The study shows gaps in lung cancer screening despite updated guidelines
Since 2021, when lung cancer screening guidelines included younger people and people with less smoking history, the number of screenings increased, but among people with limited health care, according to a new study led by researchers at the Sylvester Comprehensive Cancer Center, part of the University of Miami Miller School of Medicine. “The updated guidelines significantly increased screenings for lung cancer overall, even as cancer screenings decreased during the Covid-19 pandemic,” said Tracy E. Crane, Ph.D., RDN, associate professor and co-leader of the Cancer Control Research Program at Sylvester. “There are discrepancies in who is being investigated…
The study shows gaps in lung cancer screening despite updated guidelines
Since 2021, when lung cancer screening guidelines included younger people and people with less smoking history, the number of screenings increased, but among people with limited health care, according to a new study led by researchers at the Sylvester Comprehensive Cancer Center, part of the University of Miami Miller School of Medicine.
“The updated guidelines significantly increased screenings for lung cancer overall, even as cancer screenings decreased during the Covid-19 pandemic,” said Tracy E. Crane, Ph.D., RDN, associate professor and co-leader of the Cancer Control Research Program at Sylvester. “However, discrepancies in who is screened persist, underscoring the importance of addressing structural barriers in rural and underserved populations.” Crane is senior author of the study, published in the March 20 issue ofJAMA -Oncology.
Lung cancer is the leading cause of cancer deaths in the United States for both men and women, and screenings can save lives by finding cancer early and making treatment more effective. Low-dose computed tomography (CT) is a relatively new screening tool for early-stage lung cancer.
The United States Task Force (USPSTF) published its first lung cancer screening guidelines in 2013. These screens are quick and painless. In 2021, the USPSTF updated the guidelines to start at 50 instead of 55 and to include those with a lower smoking history (20 or more pack-years instead of 30 or more). A pack-year is calculated by multiplying the number of years a person has smoked by the number of packs per day.
Lead author Lashae D. Rolle, MPH, C.Ph., a Sylvester Doctoral Research Fellow, used data on health-related risks and behaviors from a nationally representative CDC survey. The data set is large, but habits and risks are self-reported. Participants may underestimate how much they have smoked or be embarrassed to accurately report their habits.
Rolle found that of those considered high risk before the guidelines change, only 15.43% were up-to-date on their lung cancer screenings. In the year following the policy change, this increased to 47.08% of eligible shares up to date - better, but still less than half. The numbers were lower among uninsured patients, those without primary care providers and those living in rural areas.
Many barriers to care
Because patients without a primary care provider were much less likely to experience a barrier to referral. In other cases, the barrier may be knowledge – these patients may not even know they are eligible for screening.
Other barriers include the cost of care. Rolle noted that health insurance pays for 97% of lung cancer screenings. Without insurance, a scan can cost hundreds of dollars, in addition to paying for a doctor's visit to get a referral.
There are often options to access free or low-cost scans. Many states and nonprofits have programs to defer costs and increase access.

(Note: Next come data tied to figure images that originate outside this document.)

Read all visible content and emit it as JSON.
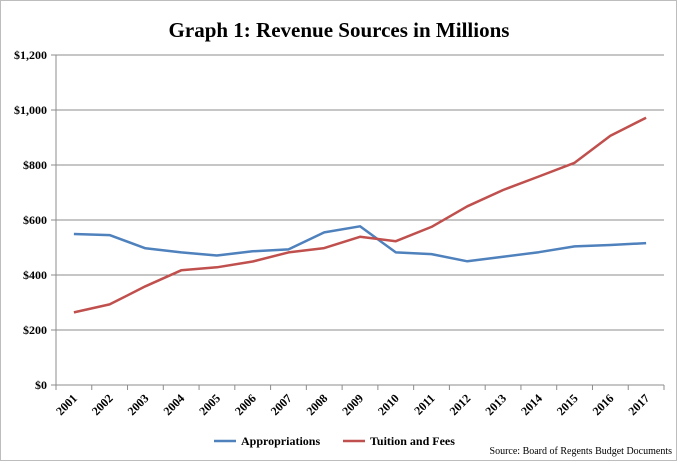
{
  "chart_data": {
    "type": "line",
    "title": "Graph 1: Revenue Sources in Millions",
    "categories": [
      "2001",
      "2002",
      "2003",
      "2004",
      "2005",
      "2006",
      "2007",
      "2008",
      "2009",
      "2010",
      "2011",
      "2012",
      "2013",
      "2014",
      "2015",
      "2016",
      "2017"
    ],
    "series": [
      {
        "name": "Appropriations",
        "color": "#4F81BD",
        "values": [
          549,
          545,
          497,
          482,
          471,
          486,
          493,
          555,
          577,
          482,
          476,
          450,
          466,
          483,
          504,
          509,
          516
        ]
      },
      {
        "name": "Tuition and Fees",
        "color": "#C0504D",
        "values": [
          264,
          293,
          359,
          417,
          428,
          449,
          482,
          498,
          539,
          523,
          575,
          650,
          709,
          758,
          808,
          906,
          972
        ]
      }
    ],
    "ylim": [
      0,
      1200
    ],
    "yticks": [
      0,
      200,
      400,
      600,
      800,
      1000,
      1200
    ],
    "ytick_labels": [
      "$0",
      "$200",
      "$400",
      "$600",
      "$800",
      "$1,000",
      "$1,200"
    ],
    "grid": true,
    "legend_position": "bottom",
    "source_note": "Source: Board of Regents Budget Documents"
  }
}
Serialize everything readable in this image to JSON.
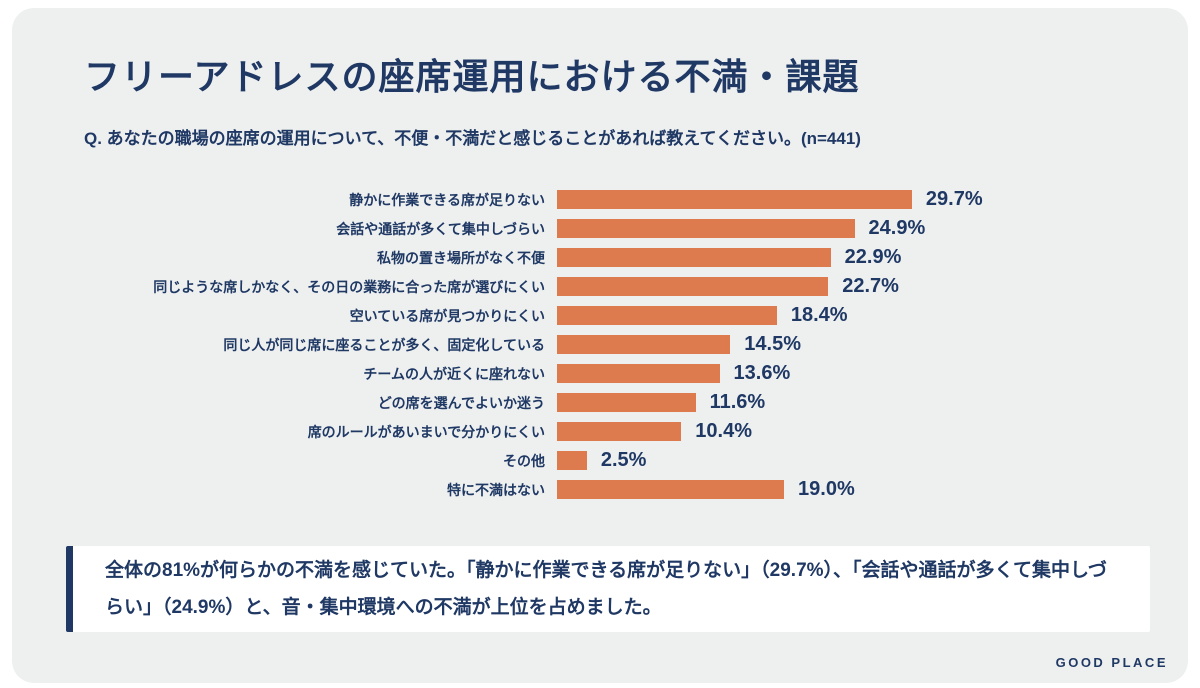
{
  "page": {
    "title": "フリーアドレスの座席運用における不満・課題",
    "question": "Q. あなたの職場の座席の運用について、不便・不満だと感じることがあれば教えてください。(n=441)",
    "footer_logo": "GOOD PLACE"
  },
  "summary": {
    "text": "全体の81%が何らかの不満を感じていた。「静かに作業できる席が足りない」（29.7%）、「会話や通話が多くて集中しづらい」（24.9%）と、音・集中環境への不満が上位を占めました。"
  },
  "colors": {
    "navy_text": "#1f3864",
    "bar_orange": "#dd7a4e",
    "card_background": "#eef0f0",
    "page_background": "#ffffff",
    "summary_background": "#ffffff"
  },
  "chart_data": {
    "type": "bar",
    "orientation": "horizontal",
    "title": "フリーアドレスの座席運用における不満・課題",
    "xlabel": "",
    "ylabel": "",
    "unit": "%",
    "xlim": [
      0,
      30
    ],
    "grid": false,
    "sample_size": "n=441",
    "categories": [
      "静かに作業できる席が足りない",
      "会話や通話が多くて集中しづらい",
      "私物の置き場所がなく不便",
      "同じような席しかなく、その日の業務に合った席が選びにくい",
      "空いている席が見つかりにくい",
      "同じ人が同じ席に座ることが多く、固定化している",
      "チームの人が近くに座れない",
      "どの席を選んでよいか迷う",
      "席のルールがあいまいで分かりにくい",
      "その他",
      "特に不満はない"
    ],
    "values": [
      29.7,
      24.9,
      22.9,
      22.7,
      18.4,
      14.5,
      13.6,
      11.6,
      10.4,
      2.5,
      19.0
    ],
    "value_labels": [
      "29.7%",
      "24.9%",
      "22.9%",
      "22.7%",
      "18.4%",
      "14.5%",
      "13.6%",
      "11.6%",
      "10.4%",
      "2.5%",
      "19.0%"
    ]
  }
}
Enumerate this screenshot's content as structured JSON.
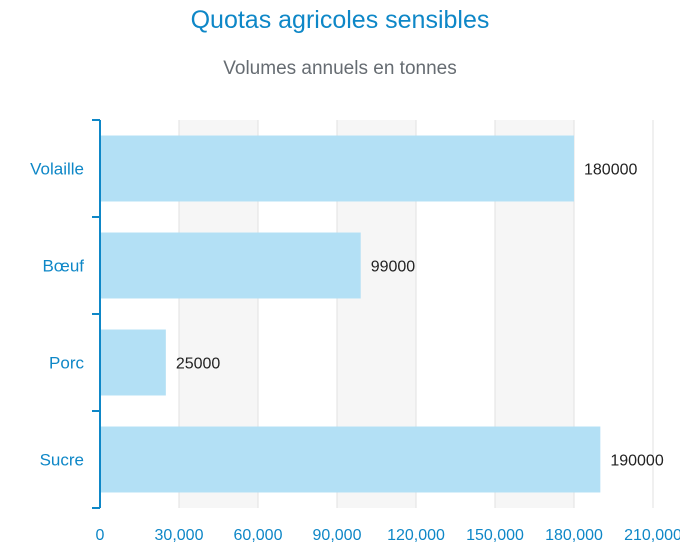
{
  "chart_data": {
    "type": "bar",
    "orientation": "horizontal",
    "title": "Quotas agricoles sensibles",
    "subtitle": "Volumes annuels en tonnes",
    "categories": [
      "Volaille",
      "Bœuf",
      "Porc",
      "Sucre"
    ],
    "values": [
      180000,
      99000,
      25000,
      190000
    ],
    "data_labels": [
      "180000",
      "99000",
      "25000",
      "190000"
    ],
    "xlim": [
      0,
      210000
    ],
    "x_ticks": [
      0,
      30000,
      60000,
      90000,
      120000,
      150000,
      180000,
      210000
    ],
    "x_tick_labels": [
      "0",
      "30,000",
      "60,000",
      "90,000",
      "120,000",
      "150,000",
      "180,000",
      "210,000"
    ],
    "grid": true,
    "legend": "none",
    "colors": {
      "bar": "#b3e0f5",
      "title": "#0e87c7",
      "axis": "#0e87c7",
      "subtitle": "#666c72",
      "grid_band": "#f6f6f6",
      "grid_line": "#e2e2e2"
    }
  }
}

But screening is not a one-time deal. Patients should receive a scan annually and the results may require additional testing. The costs come not only from the scan but also from the follow-up. “
Coral Olazagasti, MD,study author,Sylvester Assistant Professor of Clinical Medical Oncology
"A person can say - I don't have the money; I don't have insurance. But no one thinks they have cancer," Rolle said. "I'm a cancer survivor myself. I was diagnosed at 26. I understand how easy it is to brush off screening, especially among those making the decision between food or screening."
In rural areas, screening facilities can be hundreds of miles apart, making it a barrier for many. Mobile lung cancer screening units can provide access to rural areas, but cost up to $2 million.
Ways to close the gap
In Sylvester, community outreach teams are working to close the disparities in lung cancer screenings.
"We identified the places in our catchment area where the highest risk patients are not being screened. We then ride the Game Changer Bus, educating and counseling the public about lung cancer screenings," said study author Estelamari Rodriguez, MD, MPH, Sylvester's Associate Director of Community Outreach for Thoracic.
Other ways to increase screening rates in minority populations include patient navigators, who can help educate patients, schedule their scans, and arrange transportation.
“Partnerships with local community organizations, churches and health workers have proven effective in promoting lung cancer screening,” said study author Gilberto Lopes, MD, Sylvester's chief of medical oncology. “Trusted local leaders can help overcome mistrust and fear while providing culturally tailored education.”
The gaps in access to lung cancer screening are personal to Rolle. "I was lucky enough to have an early recovery from breast cancer and now I am cancer-free. I would love to see others get screened so they can catch cancer early too," she said.
Sources:
Rolle, L.D.,et al. (2025). USPSTF Lung Cancer Screening Guidelines and Disparities in Screening Adherence. JAMA Oncology. doi.org/10.1001/jamaoncol.2025.0230.